Pour en finir avec le délit d’outrage

Par Romain DUNAND, condamné à 800 euros d’amende, dont 600 avec sursis pour outrage à Nicolas Sarkozy ; Jean-Jacques REBOUX, condamné à 150 euros d’amende avec sursis pour outrage à policier ; Eunice BARBER, condamnée à 5 000 euros d’amende pour outrage et rébellion ; Maria VUILLET, poursuivie pour outrage au sous-préfet d’Ile-de-France, relaxée, appel en cours ; Simone LEVAVASSEUR, poursuivie pour outrage au préfet de Haute-Saône ; Hervé EON, condamné à 30 euros d’amende avec sursis pour offense au président de la République, appel en cours ; Serge SZMUZSKOWICZ, condamné à 500 euros d’amende pour outrage à gendarme en civil ; Isabelle SYLVESTRE, poursuivie pour outrage à policier ; Jean-Paul DESBRUÈRES, outrageur non poursuivi ; Patrick MOHR, poursuivi pour outrage à CRS ; Jean-Claude LENOIR, poursuivi pour outrage à CRS ; Yves BAUMGARTEN, poursuivi pour outrage à policier ; M’hamed BELLOUTI, condamné à 2 000 euros d’amende pour procédure téméraire et abusive contre le fils du chef de l’Etat, appel en cours.

Ces dernières années, le délit d’outrage est devenu en France un délit «en vogue». De 17 700 faits enregistrés en 1996, on est passé à 31 731 en 2007. Cette inflation (+ 42 %), dans le contexte actuel du tout répressif, pose de cruciales questions de société.

Le délit d’outrage, qui consiste à porter atteinte à la dignité d’un représentant de l’autorité publique, ou à ses fonctions, est proche du délit d’injure, qui appartient au régime des infractions de presse, très protecteur de la liberté d’expression.
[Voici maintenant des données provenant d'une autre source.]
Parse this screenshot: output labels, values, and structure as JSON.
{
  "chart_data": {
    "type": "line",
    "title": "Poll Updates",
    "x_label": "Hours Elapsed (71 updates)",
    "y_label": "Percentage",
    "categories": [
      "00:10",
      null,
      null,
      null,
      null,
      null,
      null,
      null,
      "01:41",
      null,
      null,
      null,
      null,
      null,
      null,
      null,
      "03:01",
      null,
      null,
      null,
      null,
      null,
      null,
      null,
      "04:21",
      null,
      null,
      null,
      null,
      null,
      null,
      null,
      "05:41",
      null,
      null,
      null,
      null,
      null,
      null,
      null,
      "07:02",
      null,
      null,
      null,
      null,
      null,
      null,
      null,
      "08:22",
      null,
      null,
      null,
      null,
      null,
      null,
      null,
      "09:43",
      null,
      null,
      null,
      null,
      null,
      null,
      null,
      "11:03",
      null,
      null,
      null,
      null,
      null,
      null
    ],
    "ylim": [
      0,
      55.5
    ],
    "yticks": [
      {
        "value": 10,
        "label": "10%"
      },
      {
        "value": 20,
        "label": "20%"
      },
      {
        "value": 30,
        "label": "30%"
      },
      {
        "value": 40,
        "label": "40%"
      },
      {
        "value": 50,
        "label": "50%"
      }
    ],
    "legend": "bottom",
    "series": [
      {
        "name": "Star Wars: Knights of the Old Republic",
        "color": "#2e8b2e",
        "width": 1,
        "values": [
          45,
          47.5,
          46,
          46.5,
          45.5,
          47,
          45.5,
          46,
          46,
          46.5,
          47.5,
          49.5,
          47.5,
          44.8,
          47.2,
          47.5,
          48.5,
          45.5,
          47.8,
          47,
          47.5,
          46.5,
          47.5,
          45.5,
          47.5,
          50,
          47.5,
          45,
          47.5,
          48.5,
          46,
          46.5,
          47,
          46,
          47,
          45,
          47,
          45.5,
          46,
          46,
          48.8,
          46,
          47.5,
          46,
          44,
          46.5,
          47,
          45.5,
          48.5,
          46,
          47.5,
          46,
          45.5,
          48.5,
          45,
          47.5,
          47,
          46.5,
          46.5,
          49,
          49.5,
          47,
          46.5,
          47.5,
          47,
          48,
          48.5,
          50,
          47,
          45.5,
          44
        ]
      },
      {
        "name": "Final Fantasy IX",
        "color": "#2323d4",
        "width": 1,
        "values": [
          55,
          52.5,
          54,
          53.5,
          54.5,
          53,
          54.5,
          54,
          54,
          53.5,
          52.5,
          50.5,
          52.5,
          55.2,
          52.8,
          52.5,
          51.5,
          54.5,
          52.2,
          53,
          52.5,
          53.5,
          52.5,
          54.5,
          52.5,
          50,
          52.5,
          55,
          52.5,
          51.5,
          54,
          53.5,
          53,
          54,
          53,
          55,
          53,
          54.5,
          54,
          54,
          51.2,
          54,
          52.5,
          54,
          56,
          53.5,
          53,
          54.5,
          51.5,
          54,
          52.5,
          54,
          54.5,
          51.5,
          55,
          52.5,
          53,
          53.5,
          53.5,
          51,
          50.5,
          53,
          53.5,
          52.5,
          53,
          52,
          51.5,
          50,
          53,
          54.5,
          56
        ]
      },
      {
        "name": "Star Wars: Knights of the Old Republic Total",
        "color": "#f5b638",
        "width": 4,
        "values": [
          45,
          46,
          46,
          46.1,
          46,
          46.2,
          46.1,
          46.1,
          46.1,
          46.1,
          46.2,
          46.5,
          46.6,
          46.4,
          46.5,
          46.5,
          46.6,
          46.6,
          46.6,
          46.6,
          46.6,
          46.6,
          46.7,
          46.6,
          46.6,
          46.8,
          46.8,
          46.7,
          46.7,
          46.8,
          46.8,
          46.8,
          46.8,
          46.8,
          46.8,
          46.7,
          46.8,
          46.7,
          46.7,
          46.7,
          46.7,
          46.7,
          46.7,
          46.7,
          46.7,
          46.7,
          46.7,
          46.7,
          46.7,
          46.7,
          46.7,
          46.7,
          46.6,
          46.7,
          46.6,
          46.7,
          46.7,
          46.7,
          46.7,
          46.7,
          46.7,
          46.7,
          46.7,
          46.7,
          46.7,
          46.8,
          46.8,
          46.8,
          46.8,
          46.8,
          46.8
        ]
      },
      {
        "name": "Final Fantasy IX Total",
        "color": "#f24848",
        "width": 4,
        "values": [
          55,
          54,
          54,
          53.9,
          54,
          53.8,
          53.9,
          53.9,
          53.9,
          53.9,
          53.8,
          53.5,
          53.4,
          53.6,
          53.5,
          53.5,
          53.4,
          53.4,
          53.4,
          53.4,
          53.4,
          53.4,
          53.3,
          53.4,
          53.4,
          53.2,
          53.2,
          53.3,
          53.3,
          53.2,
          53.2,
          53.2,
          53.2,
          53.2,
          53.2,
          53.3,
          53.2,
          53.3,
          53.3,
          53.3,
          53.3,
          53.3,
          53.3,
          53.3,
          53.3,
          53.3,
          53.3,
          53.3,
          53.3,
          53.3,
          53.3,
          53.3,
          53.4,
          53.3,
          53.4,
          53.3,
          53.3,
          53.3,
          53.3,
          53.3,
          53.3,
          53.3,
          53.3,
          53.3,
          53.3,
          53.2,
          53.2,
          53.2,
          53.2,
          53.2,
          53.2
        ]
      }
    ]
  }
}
Ce qui n’est pas le cas de l’outrage, délit de tous les arbitraires, passible de 7 500 euros d’amende et de six mois de prison. Alors que l’injure à un citoyen «ordinaire» ne «coûte» que 45 euros. Cette ahurissante disproportion constitue la première des raisons pour lesquelles nous demandons que ce délit arriéré, obsolète, inique, soit chassé du Code pénal, comme le furent jadis les délits d’offense à la morale religieuse, d’outrage aux bonnes mœurs, et plus récemment (1994) le délit d’outrage par la voie du livre.

Parce que l’outrage constitue une aberration de droit, l’agent constateur étant en même temps la «victime» et que devant un tribunal, c’est parole contre parole, celle du fonctionnaire assermenté contre celle du citoyen lambda.

Parce qu’il est utilisé par les «forces de l’ordre» pour couvrir des violences policières de plus en plus insupportables, des abus d’autorité scandaleux, des gardes à vue arbitraires (+ 54 % en cinq ans) qui font de chaque citoyen, quelles que soient ses origines sociales, un coupable potentiel.

Parce qu’il est utilisé à des fins mercantiles par des policiers, des gendarmes qui arrondissent leurs fins de mois en se portant partie civile.

Parce que, dans le contexte actuel de la politique de résultat imposée dès 2002 par le ministre de l’Intérieur Sarkozy, l’outrage est utilisé pour faire grimper le taux d’élucidation des infractions.

Parce que l’outrage participe à une pénalisation des rapports sociaux en sanctionnant la parole au détriment du dialogue démocratique.

Parce que l’outrage concourt à un rétrécissement des libertés individuelles, et qu’il est utilisé par le pouvoir comme une arme de répression pour bâillonner les luttes militantes, notamment lorsque des citoyens s’opposant à la traque des sans-papiers organisée par le ministre de l’Identité nationale se voient traînés devant les tribunaux.